Re: Dear Monks

“Holy COBOL, Batman! I do believe that there is Yet Another Way To Do It!”

Consider sorting the input file. (And please don’t imagine that “five million lines” is really “a particularly large file” for a modern digital computer. The job will be done in a small handful of seconds.)

When you do that, now all occurrences of all records which have the same key will be adjacent, so that you can design the entire algorithm to work by comparing “the record that we have just read from the input file” to “a saved copy of the previous record, if any, that we have read.” Now, suddenly, the algorithm does not require obnoxious amounts of memory ... in fact, it requires hardly any memory at all.
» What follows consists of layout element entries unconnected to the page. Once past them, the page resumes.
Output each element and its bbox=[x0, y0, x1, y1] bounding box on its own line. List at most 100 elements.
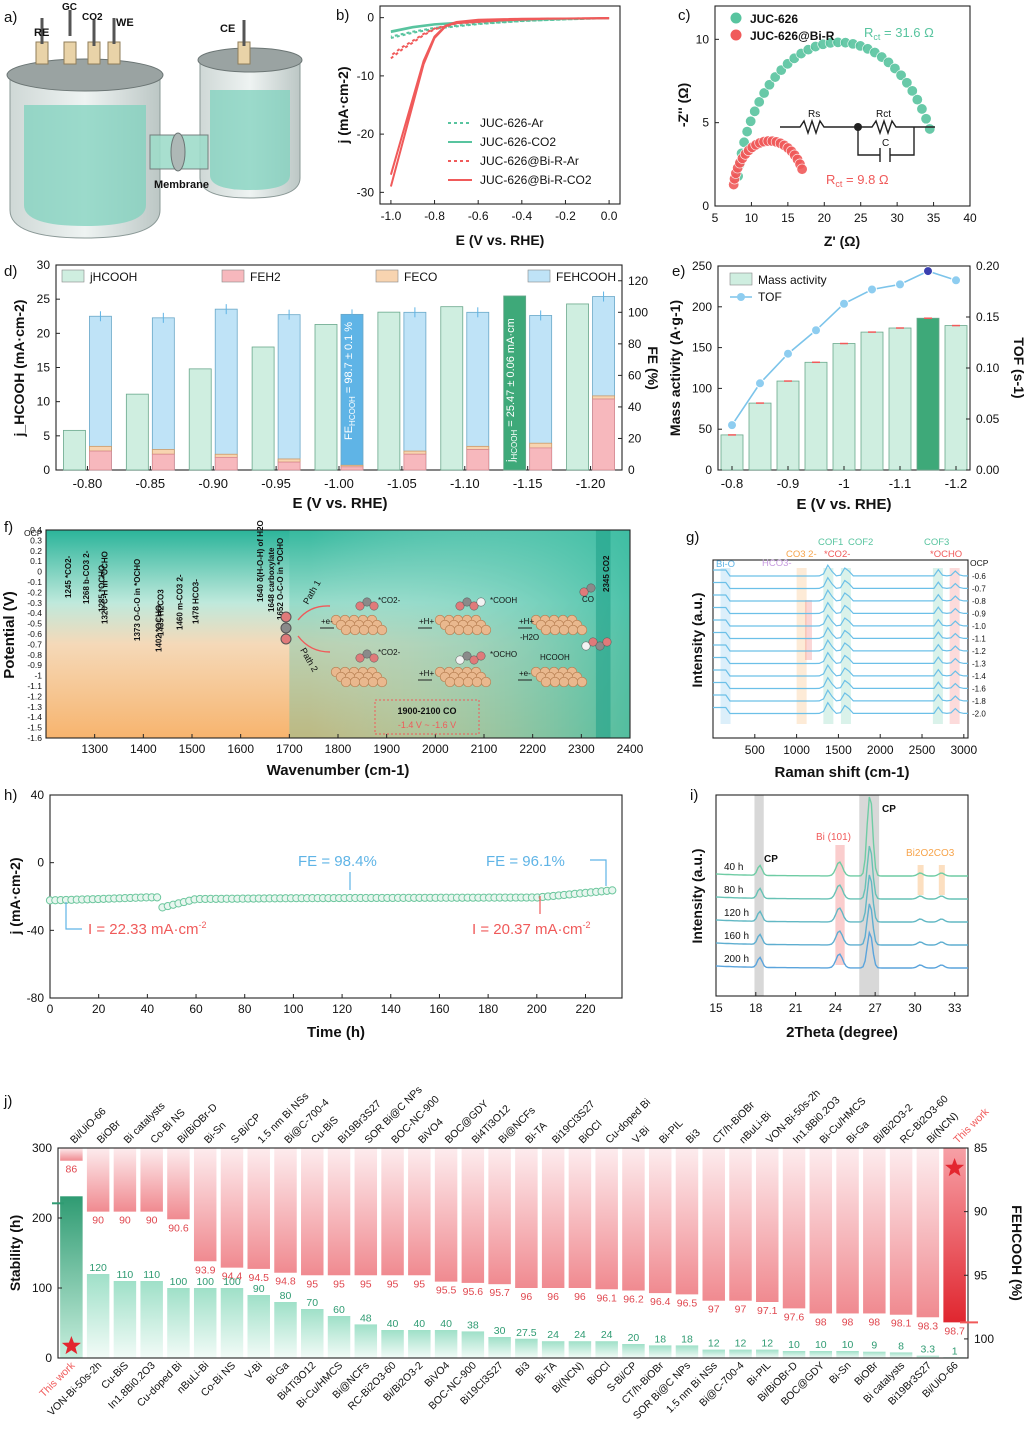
bar-feh2 bbox=[277, 461, 301, 471]
fe-value-label: 95.7 bbox=[489, 1287, 510, 1299]
bi-atom bbox=[376, 624, 388, 636]
co2-band bbox=[595, 530, 611, 738]
stability-category-label: V-Bi bbox=[243, 1360, 265, 1382]
stability-value-label: 18 bbox=[681, 1333, 693, 1345]
x-tick-label: 180 bbox=[478, 1002, 498, 1016]
peak-label: COF3 bbox=[924, 537, 949, 548]
bar-fe bbox=[889, 1148, 913, 1315]
x-tick-label: 5 bbox=[712, 211, 719, 225]
molecule-atom bbox=[602, 637, 612, 647]
x-tick-label: -0.8 bbox=[721, 476, 743, 491]
stability-value-label: 70 bbox=[306, 1297, 318, 1309]
bar-feh2 bbox=[340, 466, 364, 471]
panel-letter: b) bbox=[336, 7, 349, 24]
peak-label: 1435 H2CO3 bbox=[156, 589, 165, 636]
bi-atom bbox=[558, 676, 570, 688]
bar-fehcooh bbox=[214, 308, 238, 471]
y-tick-label: 20 bbox=[37, 326, 51, 340]
x-tick-label: -1 bbox=[838, 476, 850, 491]
bar-fe bbox=[193, 1148, 217, 1262]
bar-stability bbox=[756, 1349, 779, 1358]
peak-label: Bi-O bbox=[716, 559, 735, 570]
bar-stability bbox=[220, 1288, 244, 1358]
y2-tick-label: 95 bbox=[974, 1268, 988, 1282]
x-tick-label: 2500 bbox=[909, 743, 936, 757]
band-highlight bbox=[917, 865, 924, 895]
molecule-atom bbox=[455, 601, 465, 611]
x-tick-label: 15 bbox=[781, 211, 795, 225]
x-tick-label: 1400 bbox=[130, 742, 157, 756]
molecule-atom bbox=[369, 653, 379, 663]
x-tick-label: -1.10 bbox=[450, 476, 480, 491]
molecule-atom bbox=[362, 597, 372, 607]
stability-value-label: 40 bbox=[413, 1318, 425, 1330]
molecule-atom bbox=[595, 641, 605, 651]
y-tick-label: 0.1 bbox=[30, 556, 42, 566]
raman-spectrum bbox=[713, 626, 968, 640]
peak-label: 1268 b-CO3 2- bbox=[82, 550, 91, 604]
x-tick-label: -1.1 bbox=[889, 476, 911, 491]
x-axis-label: E (V vs. RHE) bbox=[456, 232, 545, 248]
y-axis-label: -Z'' (Ω) bbox=[675, 83, 691, 127]
bar-jhcooh bbox=[377, 311, 401, 471]
heatmap-blend bbox=[46, 530, 630, 738]
y2-tick-label: 0.15 bbox=[976, 310, 1000, 324]
data-point bbox=[769, 71, 781, 83]
x-tick-label: 30 bbox=[890, 211, 904, 225]
raman-spectrum bbox=[713, 651, 968, 665]
panel-letter: a) bbox=[4, 9, 17, 26]
xrd-pattern bbox=[715, 874, 968, 923]
data-point bbox=[916, 103, 928, 115]
rct-value: = 31.6 Ω bbox=[880, 25, 934, 40]
y-tick-label: -1.2 bbox=[27, 691, 42, 701]
legend-label: JUC-626 bbox=[750, 12, 798, 26]
y-tick-label: 300 bbox=[32, 1141, 52, 1155]
x-tick-label: 33 bbox=[948, 1001, 962, 1015]
y2-axis-label: FEHCOOH (%) bbox=[1009, 1205, 1024, 1301]
molecule-atom bbox=[462, 651, 472, 661]
stability-value-label: 24 bbox=[574, 1329, 586, 1341]
x-tick-label: 1000 bbox=[783, 743, 810, 757]
bar-feh2 bbox=[529, 447, 553, 471]
peak-label: 1285 *OCHO bbox=[97, 565, 106, 612]
y-tick-label: -0.2 bbox=[27, 587, 42, 597]
bar-fe bbox=[113, 1148, 137, 1212]
bi-atom bbox=[340, 624, 352, 636]
fe-value-label: 95.6 bbox=[463, 1286, 484, 1298]
y2-tick-label: 100 bbox=[628, 305, 648, 319]
fe-value-label: 94.8 bbox=[275, 1276, 296, 1288]
raman-spectrum bbox=[713, 701, 968, 715]
bar-stability bbox=[327, 1316, 351, 1358]
molecule-atom bbox=[362, 649, 372, 659]
bar-fe bbox=[541, 1148, 565, 1288]
x-tick-label: 25 bbox=[854, 211, 868, 225]
bi-atom bbox=[558, 624, 570, 636]
fe-value-label: 95 bbox=[306, 1278, 318, 1290]
plot-frame bbox=[57, 1147, 969, 1359]
subscript: HCOOH bbox=[348, 396, 357, 426]
stability-value-label: 110 bbox=[117, 1269, 134, 1281]
y-tick-label: 200 bbox=[32, 1211, 52, 1225]
peak-label: *CO2- bbox=[824, 549, 850, 560]
bar-mass-activity bbox=[776, 380, 800, 471]
molecule-atom bbox=[469, 601, 479, 611]
molecule-atom bbox=[355, 653, 365, 663]
rct-value: = 9.8 Ω bbox=[842, 172, 888, 187]
ocp-label: OCP bbox=[970, 558, 989, 568]
y-tick-label: -30 bbox=[357, 185, 375, 199]
x-tick-label: -0.8 bbox=[424, 209, 445, 223]
bar-fe bbox=[568, 1148, 592, 1288]
panel-f: f) 1300 1400 1500 1600 1700 1800 1900 2000 2100 22… bbox=[1, 519, 644, 779]
y2-tick-label: 60 bbox=[628, 368, 642, 382]
data-point bbox=[920, 113, 932, 125]
bar-fe bbox=[782, 1148, 806, 1309]
bar-fe bbox=[461, 1148, 485, 1283]
peak-label: 1478 HCO3- bbox=[191, 579, 200, 624]
label-membrane: Membrane bbox=[154, 179, 209, 191]
legend-swatch bbox=[61, 269, 85, 283]
molecule-atom bbox=[588, 637, 598, 647]
circuit-label: Rs bbox=[808, 109, 820, 120]
bar-mass-activity bbox=[944, 325, 968, 471]
y-tick-label: 100 bbox=[32, 1281, 52, 1295]
circuit-wire bbox=[857, 127, 880, 156]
You only need enough memory to hold two records: this one, and the preceding one.

For more information about this technique ... which, by the way, is considerably older than digital computers ... google the term, “unit record processing.” This is what IBM was doing with all those punched-cards, and this is also what was being done in all those sci-fi movies with the rapidly spinning tapes. Of course, the original onus for doing things this way was because you didn’t have enough memory (or computing horsepower) available to do it any other way. Nevertheless, “old” though the idea might be, it is still one of the most powerful concepts in data processing, and it is extremely relevant (although usually overlooked) today. Dr. Knuth called one of his volumes, Sorting and Searching, for a very solid reason.